A similar delegation of Muslim Filipinos was sent to the Middle East in 1974 when most Arab countries and Iran imposed an oil embargo on the Philippines at the height of the Mindanao conflict.

Foreign Affairs Secretary Alan Peter Cayetano said late Saturday that ties between the two countries were headed in “a positive direction,” after Kuwait allowed an initial batch of 61 Filipino workers there to return home, even after the amnesty period ended on April 22.

Cayetano, who welcomed the returning workers, said about 700 more were waiting to be sent home in the coming weeks from the embassy’s shelter in Kuwait.

He added that he has instructed the embassy to give priority to the welfare of Filipinos because ties with other countries can always be repaired, unlike workers who are killed, raped or beaten up.

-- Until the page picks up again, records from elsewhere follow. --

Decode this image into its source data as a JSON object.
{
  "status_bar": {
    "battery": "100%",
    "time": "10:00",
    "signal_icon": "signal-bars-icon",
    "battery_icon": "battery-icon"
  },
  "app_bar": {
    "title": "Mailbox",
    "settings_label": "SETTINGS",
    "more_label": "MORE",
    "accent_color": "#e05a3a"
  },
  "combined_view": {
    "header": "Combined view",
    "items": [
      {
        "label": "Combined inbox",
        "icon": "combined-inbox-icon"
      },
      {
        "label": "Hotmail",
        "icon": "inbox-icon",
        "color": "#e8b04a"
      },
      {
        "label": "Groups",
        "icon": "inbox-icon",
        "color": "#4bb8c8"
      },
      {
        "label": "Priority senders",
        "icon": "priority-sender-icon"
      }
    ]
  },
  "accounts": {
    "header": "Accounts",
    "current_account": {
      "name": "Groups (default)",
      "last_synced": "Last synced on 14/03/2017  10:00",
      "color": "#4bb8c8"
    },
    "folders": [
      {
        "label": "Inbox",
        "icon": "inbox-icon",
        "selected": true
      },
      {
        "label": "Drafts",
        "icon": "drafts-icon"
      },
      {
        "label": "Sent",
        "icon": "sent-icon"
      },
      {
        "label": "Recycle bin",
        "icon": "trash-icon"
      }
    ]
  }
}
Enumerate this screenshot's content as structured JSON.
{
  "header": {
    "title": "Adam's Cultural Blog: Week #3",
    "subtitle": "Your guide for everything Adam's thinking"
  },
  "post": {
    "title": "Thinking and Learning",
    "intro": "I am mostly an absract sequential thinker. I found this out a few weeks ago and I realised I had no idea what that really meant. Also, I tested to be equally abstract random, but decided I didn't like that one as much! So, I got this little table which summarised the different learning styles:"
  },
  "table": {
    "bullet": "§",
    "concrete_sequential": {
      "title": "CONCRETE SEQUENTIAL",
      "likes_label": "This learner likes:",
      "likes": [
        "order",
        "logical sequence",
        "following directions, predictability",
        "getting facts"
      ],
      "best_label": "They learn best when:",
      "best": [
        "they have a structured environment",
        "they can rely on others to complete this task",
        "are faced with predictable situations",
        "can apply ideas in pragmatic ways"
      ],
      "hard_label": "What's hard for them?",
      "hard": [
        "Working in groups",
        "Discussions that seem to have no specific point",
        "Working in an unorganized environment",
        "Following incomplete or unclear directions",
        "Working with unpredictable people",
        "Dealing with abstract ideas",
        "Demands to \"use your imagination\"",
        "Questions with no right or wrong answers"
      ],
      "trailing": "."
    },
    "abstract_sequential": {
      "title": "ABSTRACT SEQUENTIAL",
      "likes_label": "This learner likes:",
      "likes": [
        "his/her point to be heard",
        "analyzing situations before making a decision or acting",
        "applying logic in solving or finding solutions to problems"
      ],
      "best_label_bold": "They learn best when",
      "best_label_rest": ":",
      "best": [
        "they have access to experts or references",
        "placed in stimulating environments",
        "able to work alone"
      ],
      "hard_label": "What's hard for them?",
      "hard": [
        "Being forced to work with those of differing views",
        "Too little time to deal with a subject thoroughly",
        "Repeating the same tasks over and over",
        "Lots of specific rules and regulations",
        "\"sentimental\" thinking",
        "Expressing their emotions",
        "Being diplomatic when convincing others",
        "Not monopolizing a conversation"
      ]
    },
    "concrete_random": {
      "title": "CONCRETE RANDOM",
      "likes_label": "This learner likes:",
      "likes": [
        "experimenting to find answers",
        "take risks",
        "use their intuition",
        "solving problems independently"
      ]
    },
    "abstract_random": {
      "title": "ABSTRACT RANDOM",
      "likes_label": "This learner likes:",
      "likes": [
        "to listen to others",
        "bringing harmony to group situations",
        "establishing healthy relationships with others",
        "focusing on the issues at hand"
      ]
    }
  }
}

Cayetano said the two countries are “moving forward” on an agreement to protect Filipino workers in Kuwait that was being negotiated before a crisis developed over the Philippine embassy’s well publicized rescue missions, which led the Gulf state to expel Ambassador Renato Villa.

Earlier, the discovery of the body of Joanna Demafelis in a freezer in Kuwait in February prompted the Philippines to ban the deployment of Filipino workers to the Gulf state unless there is an agreement to give them better protection.

But Party-list Rep. Aniceto Bertiz III of the ACTS-OFW rejected a draft of the agreement between the Philippines and Kuwait as “a toothless deal.”

“It is basically a vague promise,” Bertiz said, adding that it does not spell out enforcement mechanisms such as labor inspections or penalties for Kuwaiti employers who deprive Filipino domestics of their rights.

“Without the means of enforcement or coercion, we cannot expect reasonable compliance by Kuwaiti employers,” Bertiz said.

Bertiz warned that Filipino domestic workers in Kuwait would remain at high risk of getting mistreated and exploited, even if the agreement is signed.